2022-07-15 11:58 PM
I had one STM32 debugger (ST-LINK-v2). how to learn the STM32 debugger and how to connect the stm32 chip to the debugger. give any solution or tutorial.
I will be waiting for your replays. Thank you.
2022-07-16 04:26 AM
Please tell us more. What stm32 chip do you have? What pcb is it on?
If you have one of ST's nucleo or discovery boards, they come with a built-in ST-Link that connects over USB - just see the User Manual for that board / family-of-boards - so you don't need a separate ST-Link.
If it's your own pcb, you'll connect the ST-Link via the international standard JTAG or ST's own SWD interface; there are standard pin-outs for those interfaces.
And you'll probably want an integrated debugging environment (IDE) to control things. ST's stm32cubeIDE is a great starting position for that.
I doubt there's a tutorial that covers the choice between those, but once we know what hardware you have, we can point you to tutorials.
And if you don't yet have any hardware, we can help you choose what to get.
What is your budget? Are you a student or hobbyist on limited funds, or a professional with a company budget but limited time?
Do you have any experience in
If so we don't want to waste time telling what you already know.
Help us to help you,
Danish
2022-07-16 04:32 AM
ST link is a debug probe. The debugger usually reffers to the PC sw. Connect the 3+ SWD debug bus interface to the target mcu board, power both debug probe and target board, and in your IDE, once your project builds without error, then you ca start a debug session which will flah the mcu and hold the code until you launch it.
2022-07-16 11:46 PM
I am using the STM32WLE5JC chip and the software tool is STM32 Cube IDE. I'm new to debugging with stm32 and I don't know what I'm doing. I watch many tutorial videos on youTube, but I don't understand the debugging concept. Kindly guide me to learn to debug concepts.

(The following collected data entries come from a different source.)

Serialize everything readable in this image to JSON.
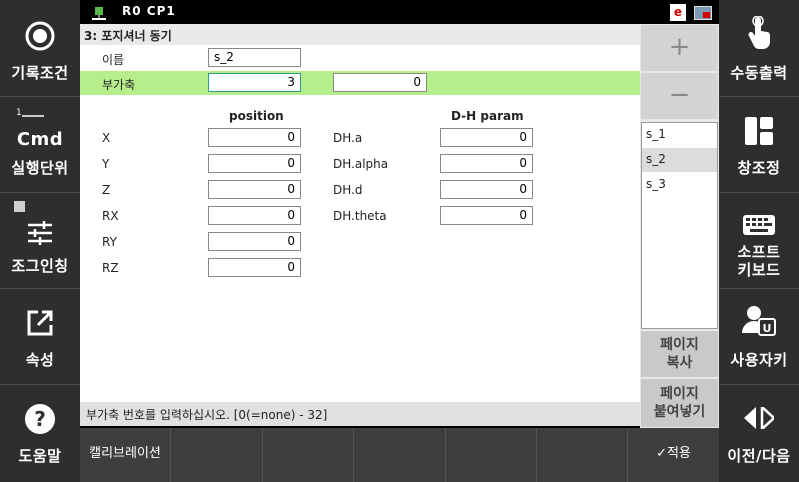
{
  "left_sidebar": [
    {
      "label": "기록조건",
      "icon": "record-icon"
    },
    {
      "label": "실행단위",
      "icon": "cmd-icon",
      "icon_text": "Cmd"
    },
    {
      "label": "조그인칭",
      "icon": "sliders-icon"
    },
    {
      "label": "속성",
      "icon": "open-external-icon"
    },
    {
      "label": "도움말",
      "icon": "help-icon"
    }
  ],
  "right_sidebar": [
    {
      "label": "수동출력",
      "icon": "touch-hand-icon"
    },
    {
      "label": "창조정",
      "icon": "window-layout-icon"
    },
    {
      "label": "소프트\n키보드",
      "icon": "keyboard-icon"
    },
    {
      "label": "사용자키",
      "icon": "user-key-icon"
    },
    {
      "label": "이전/다음",
      "icon": "prev-next-icon"
    }
  ],
  "status_top": {
    "mode": "R0   CP1",
    "badge": "e"
  },
  "page": {
    "title": "3: 포지셔너 동기",
    "name_label": "이름",
    "name_value": "s_2",
    "aux_label": "부가축",
    "aux_value1": "3",
    "aux_value2": "0",
    "position_header": "position",
    "dh_header": "D-H param",
    "position": [
      {
        "label": "X",
        "value": "0"
      },
      {
        "label": "Y",
        "value": "0"
      },
      {
        "label": "Z",
        "value": "0"
      },
      {
        "label": "RX",
        "value": "0"
      },
      {
        "label": "RY",
        "value": "0"
      },
      {
        "label": "RZ",
        "value": "0"
      }
    ],
    "dh": [
      {
        "label": "DH.a",
        "value": "0"
      },
      {
        "label": "DH.alpha",
        "value": "0"
      },
      {
        "label": "DH.d",
        "value": "0"
      },
      {
        "label": "DH.theta",
        "value": "0"
      }
    ]
  },
  "hint": "부가축 번호를 입력하십시오. [0(=none) - 32]",
  "list": {
    "plus": "+",
    "minus": "−",
    "items": [
      "s_1",
      "s_2",
      "s_3"
    ],
    "selected": "s_2",
    "copy_page": "페이지\n복사",
    "paste_page": "페이지\n붙여넣기"
  },
  "bottom_bar": {
    "calibration": "캘리브레이션",
    "apply": "✓적용"
  },
  "colors": {
    "highlight": "#b7ee8c",
    "selected_border": "#2c9c8f"
  }
}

'I have one debugger hardware, this support both stm32 to stm8.
2022-07-17 07:57 AM
You’re using STM32WLE5JC and intend to connect STLINK and debug with Stm32Cube IDE.
I think that processor offers either JTAG or SWD+SWC. Stlink probably prefers SWD+SWC. So you’ll want to connect SWD, SWC, Vdd, Vss and ideally Reset as well between Stlink and processor.
Is the processor on your own pcb? Do you have to design a pcb? That part comes as a bga or very-fine pitch so it’s not for the feint-hearted.
Or is the stm32 in a module? I seem to remember reading Seeed E5 LoRa module has that processor inside.
If possible you might like to play with a NUCLEO-WL55JC2 first if you haven’t yet designed your pcb.
The debugging process:
Unless/until the processor is code-protected, it’s a case of writing your test code, downloading it onto the stm32 and seeing how it behaves. You can usefully start from one of the Stm32-cube Lora examples.
But if you’re using e.g. Seeed E5, you’ll have to read all the Wiki stuff about removing code-protection on it. From memory it’s not trivial but still possible.
Hope this helps,
Danish
2022-07-17 11:04 PM
@Danish I debug the normal interrupt and took the value on the live expression. but the problem was faced it the elf file error. so I re-install the cube ide software and run it. this elf file was generated. what problem occurs, why was the elf file not generated. do you have any other alternate method?
2022-07-18 01:11 AM
Can you post a screenshot including some of the error messages you get. Maybe they don't translate very well to/from English.
And the result when you build your project.
When you build your project, STM32 Cube IDE should generate an ELF file unless either:
2022-07-18 09:31 PM
2022-07-18 09:32 PM
Some time did not create the elf file on stm32 cube ide. why this file was not created kindly explain. I attached that image above.
2022-07-19 12:26 AM
Learn capturing screenshots normally so that those are not resized to ridiculous 11472x5528 pixels. Screenshots should not be resized at all!